En el corazón de esta relación adulta se encuentra la gratitud. Los hijos están llamados a reconocer el don supremo de la vida, el sacrificio de la educación, el cuidado diario en la vulnerabilidad y la siembra paciente de los valores cristianos. Como expresaba San Juan Pablo II en su Carta a las Familias: «El honor debido a los padres está profundamente unido a la gratitud por el hecho de haber dado la vida». Este agradecimiento, sin embargo, no es unidireccional. La Iglesia enseña que la dinámica familiar es recíproca: los padres también agradecen la frescura, el soporte y la continuidad de sus valores en la vida de sus hijos.
La madurez del diálogo: de la obediencia a la corrección fraterna
Al alcanzar la adultez, la obediencia legal cesa, pero el respeto permanece intacto. En esta nueva etapa, las inevitables diferencias y los errores de ambas partes ya no se gestionan desde la pura autoridad jerárquica, sino desde la caridad evangélica.
Aquí es donde cobra un valor fundamental la doctrina de la Iglesia sobre la corrección fraterna, basada en las palabras de Jesús en el Evangelio de Mateo (Mt 18, 15).
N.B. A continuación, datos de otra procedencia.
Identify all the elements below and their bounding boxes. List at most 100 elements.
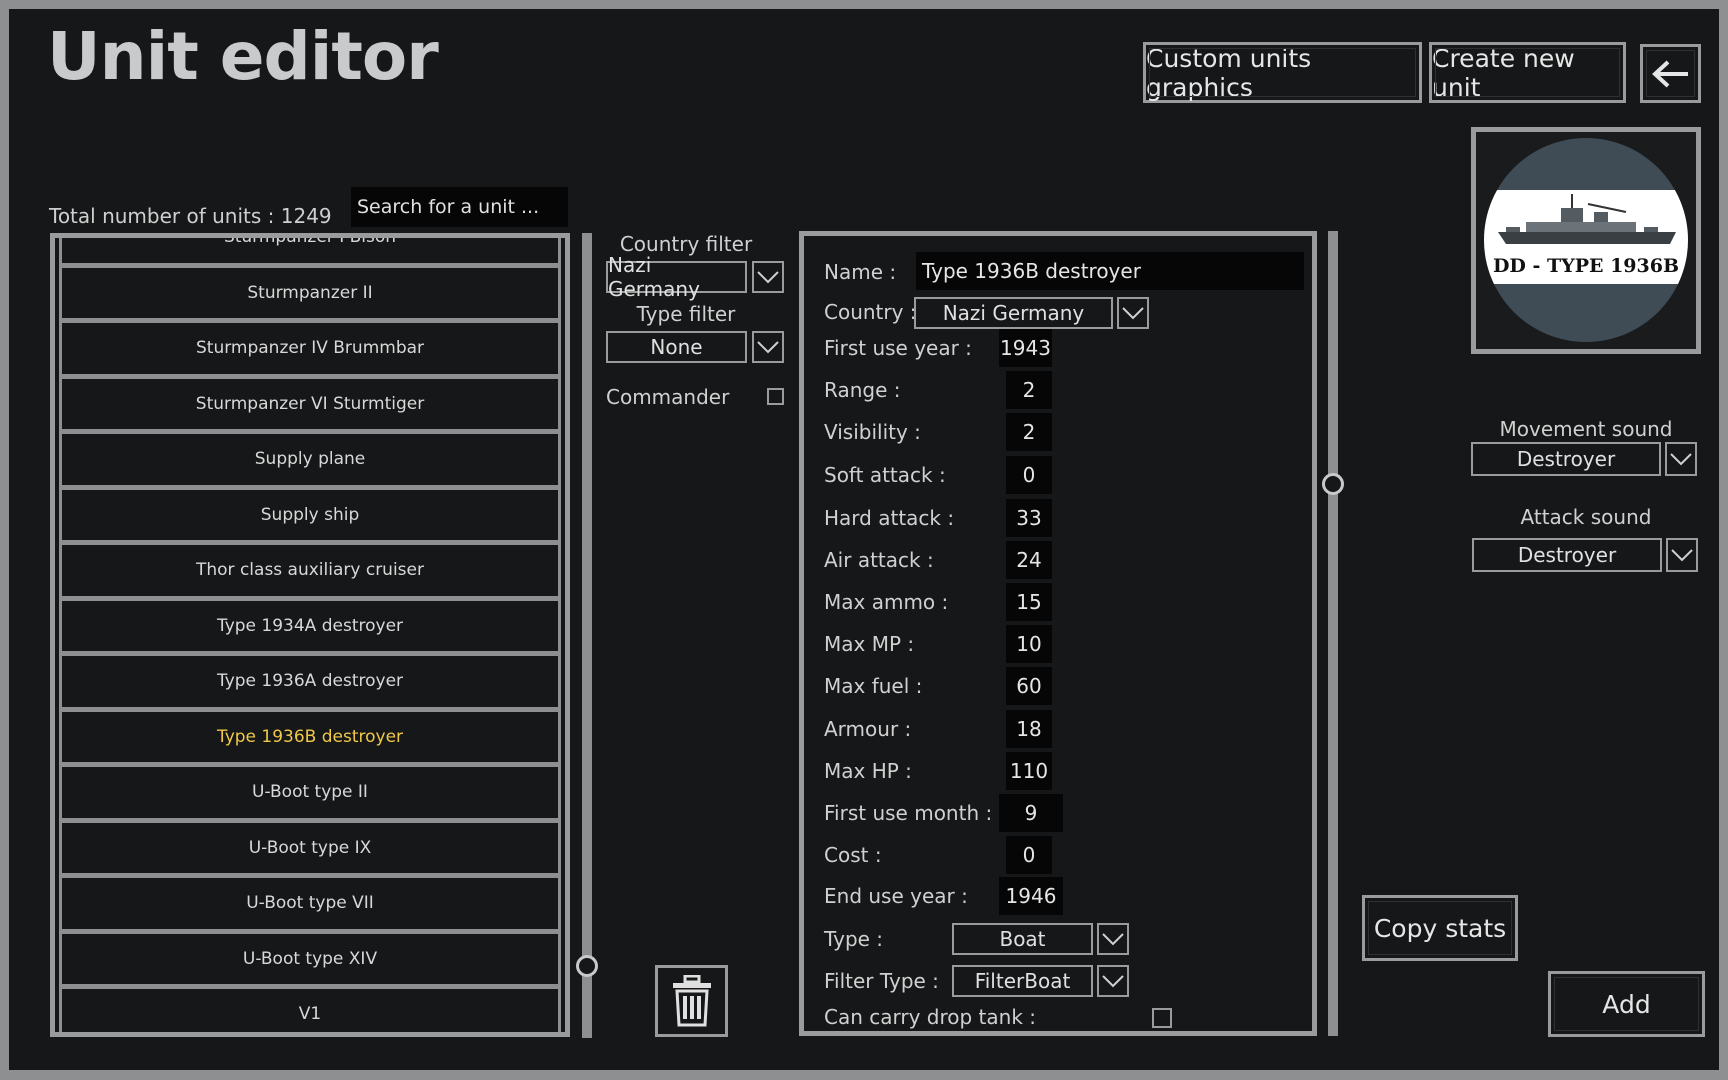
cost-field[interactable]: 0 bbox=[1006, 836, 1052, 874]
unit-list-item[interactable]: Type 1934A destroyer bbox=[59, 600, 561, 656]
unit-list-item[interactable]: Sturmpanzer I Bison bbox=[59, 233, 561, 268]
hard-attack-label: Hard attack : bbox=[824, 506, 955, 530]
unit-list-items: Sturmpanzer I Bison Sturmpanzer II Sturmpa… bbox=[59, 233, 561, 1032]
name-label: Name : bbox=[824, 260, 897, 284]
max-hp-field[interactable]: 110 bbox=[1006, 752, 1052, 790]
unit-list-item[interactable]: Sturmpanzer VI Sturmtiger bbox=[59, 378, 561, 434]
stats-scrollbar[interactable] bbox=[1328, 231, 1338, 1036]
stats-scroll-knob[interactable] bbox=[1322, 473, 1344, 495]
type-dropdown[interactable] bbox=[1097, 923, 1129, 955]
unit-list-scroll-knob[interactable] bbox=[576, 955, 598, 977]
unit-list-item-label: Supply ship bbox=[260, 504, 360, 525]
type-filter-dropdown[interactable] bbox=[752, 331, 784, 363]
air-attack-label: Air attack : bbox=[824, 548, 934, 572]
unit-list-item[interactable]: Sturmpanzer II bbox=[59, 267, 561, 323]
armour-label: Armour : bbox=[824, 717, 912, 741]
country-select[interactable]: Nazi Germany bbox=[914, 297, 1113, 329]
unit-list-item-label: Sturmpanzer I Bison bbox=[223, 233, 397, 248]
type-select[interactable]: Boat bbox=[952, 923, 1093, 955]
first-use-year-field[interactable]: 1943 bbox=[999, 329, 1052, 367]
filter-type-select[interactable]: FilterBoat bbox=[952, 965, 1093, 997]
unit-list-item[interactable]: V1 bbox=[59, 989, 561, 1032]
chevron-down-icon bbox=[757, 341, 779, 354]
unit-list-item[interactable]: U-Boot type IX bbox=[59, 822, 561, 878]
drop-tank-checkbox[interactable] bbox=[1152, 1008, 1172, 1028]
drop-tank-label: Can carry drop tank : bbox=[824, 1005, 1037, 1029]
end-use-year-field[interactable]: 1946 bbox=[999, 877, 1063, 915]
create-new-unit-button[interactable]: Create new unit bbox=[1429, 42, 1626, 103]
unit-list-item-label: Supply plane bbox=[254, 449, 366, 470]
country-value: Nazi Germany bbox=[942, 301, 1085, 325]
country-filter-select[interactable]: Nazi Germany bbox=[606, 253, 747, 301]
filter-type-dropdown[interactable] bbox=[1097, 965, 1129, 997]
filter-type-label: Filter Type : bbox=[824, 969, 939, 993]
unit-list-item[interactable]: U-Boot type XIV bbox=[59, 933, 561, 989]
back-button[interactable] bbox=[1640, 44, 1701, 103]
max-ammo-label: Max ammo : bbox=[824, 590, 949, 614]
hard-attack-field[interactable]: 33 bbox=[1006, 499, 1052, 537]
country-filter-dropdown[interactable] bbox=[752, 261, 784, 293]
unit-list-item[interactable]: Sturmpanzer IV Brummbar bbox=[59, 323, 561, 379]
unit-list-item-label: Type 1934A destroyer bbox=[216, 615, 404, 636]
type-filter-select[interactable]: None bbox=[606, 331, 747, 363]
unit-list-item-label: Thor class auxiliary cruiser bbox=[196, 560, 424, 581]
unit-list-item-label: U-Boot type II bbox=[252, 782, 368, 803]
max-fuel-label: Max fuel : bbox=[824, 674, 923, 698]
country-label: Country : bbox=[824, 300, 917, 324]
commander-checkbox[interactable] bbox=[767, 388, 784, 405]
copy-stats-button[interactable]: Copy stats bbox=[1362, 895, 1518, 961]
unit-list-item[interactable]: Type 1936B destroyer bbox=[59, 711, 561, 767]
unit-list-item-label: U-Boot type XIV bbox=[242, 948, 378, 969]
unit-list-item[interactable]: Thor class auxiliary cruiser bbox=[59, 545, 561, 601]
unit-list-item[interactable]: U-Boot type II bbox=[59, 767, 561, 823]
unit-list[interactable]: Sturmpanzer I Bison Sturmpanzer II Sturmpa… bbox=[50, 233, 570, 1037]
unit-portrait[interactable]: DD - TYPE 1936B bbox=[1471, 127, 1701, 354]
country-dropdown[interactable] bbox=[1117, 297, 1149, 329]
attack-sound-label: Attack sound bbox=[1520, 505, 1652, 529]
custom-units-graphics-button[interactable]: Custom units graphics bbox=[1143, 42, 1422, 103]
country-filter-value: Nazi Germany bbox=[608, 253, 700, 301]
visibility-field[interactable]: 2 bbox=[1006, 413, 1052, 451]
attack-sound-select[interactable]: Destroyer bbox=[1472, 538, 1662, 572]
first-use-year-label: First use year : bbox=[824, 336, 972, 360]
add-button[interactable]: Add bbox=[1548, 971, 1705, 1037]
movement-sound-value: Destroyer bbox=[1516, 447, 1616, 471]
attack-sound-dropdown[interactable] bbox=[1666, 538, 1698, 572]
unit-name-field[interactable]: Type 1936B destroyer bbox=[916, 252, 1304, 290]
range-field[interactable]: 2 bbox=[1006, 371, 1052, 409]
filter-type-value: FilterBoat bbox=[974, 969, 1071, 993]
air-attack-field[interactable]: 24 bbox=[1006, 541, 1052, 579]
delete-unit-button[interactable] bbox=[655, 965, 728, 1037]
unit-list-item-label: Type 1936A destroyer bbox=[216, 671, 404, 692]
chevron-down-icon bbox=[1102, 933, 1124, 946]
unit-list-item[interactable]: Supply plane bbox=[59, 434, 561, 490]
movement-sound-select[interactable]: Destroyer bbox=[1471, 442, 1661, 476]
unit-list-item-label: Type 1936B destroyer bbox=[216, 726, 404, 747]
unit-list-item-label: U-Boot type IX bbox=[248, 837, 372, 858]
end-use-year-label: End use year : bbox=[824, 884, 968, 908]
max-ammo-field[interactable]: 15 bbox=[1006, 583, 1052, 621]
movement-sound-label: Movement sound bbox=[1499, 417, 1673, 441]
chevron-down-icon bbox=[1671, 549, 1693, 562]
cost-label: Cost : bbox=[824, 843, 882, 867]
max-mp-field[interactable]: 10 bbox=[1006, 625, 1052, 663]
unit-list-item[interactable]: Type 1936A destroyer bbox=[59, 656, 561, 712]
unit-search-input[interactable] bbox=[351, 187, 568, 227]
portrait-caption: DD - TYPE 1936B bbox=[1493, 255, 1679, 277]
armour-field[interactable]: 18 bbox=[1006, 710, 1052, 748]
unit-list-item-label: Sturmpanzer IV Brummbar bbox=[195, 338, 425, 359]
type-filter-value: None bbox=[650, 335, 703, 359]
unit-list-scrollbar[interactable] bbox=[582, 233, 592, 1038]
unit-list-item[interactable]: U-Boot type VII bbox=[59, 878, 561, 934]
unit-list-item-label: Sturmpanzer II bbox=[247, 282, 373, 303]
max-fuel-field[interactable]: 60 bbox=[1006, 667, 1052, 705]
add-label: Add bbox=[1602, 989, 1651, 1019]
soft-attack-field[interactable]: 0 bbox=[1006, 456, 1052, 494]
max-hp-label: Max HP : bbox=[824, 759, 912, 783]
destroyer-ship-icon: DD - TYPE 1936B bbox=[1484, 138, 1688, 342]
movement-sound-dropdown[interactable] bbox=[1665, 442, 1697, 476]
type-filter-label: Type filter bbox=[636, 302, 736, 326]
first-use-month-field[interactable]: 9 bbox=[999, 794, 1063, 832]
unit-list-item[interactable]: Supply ship bbox=[59, 489, 561, 545]
chevron-down-icon bbox=[757, 271, 779, 284]
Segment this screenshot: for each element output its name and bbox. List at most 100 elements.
Cuando un padre mayor de edad necesita corregir a su hijo, o viceversa, el método debe ser impecablemente evangélico: en privado, con prudencia, con un tono constructivo y desprovisto de juicios hirientes.
Esta delicadeza es aún más exigente de hijos a padres. El Catecismo de la Iglesia Católica nos recuerda que los hijos adultos deben mirar las limitaciones de sus progenitores con ojos de misericordia. El Papa Francisco ha insistido con frecuencia en este cuidado: «Un hijo que no respeta a sus padres, que no los cuida, especialmente en la vejez y la enfermedad, comete un pecado grave».
San Agustín resumía esta reciprocidad con una regla de oro para el hogar: «En las cosas necesarias, unidad; en las dudosas, libertad; en todas, caridad». La corrección en la adultez, por tanto, jamás busca humillar, sino restaurar el bien del otro, y el bien común familiar muchas veces, siempre en el secreto de una charla prudencial.
Porque la corrección fraterna es, también entre los miembros de la familia, el camino que nos indica Jesús.
Honrar a los padres en la madurez se traduce en acciones muy concretas: visitarlos en su soledad, escucharlos con paciencia, proveer para sus necesidades materiales en la vejez y rezar por ellos.
Al final, el cuarto mandamiento es el único con una promesa explícita de bendición. Al vivir este respeto recíproco y discreto, la familia católica no solo se humaniza, sino que se convierte en un reflejo vivo del amor de Dios en el mundo.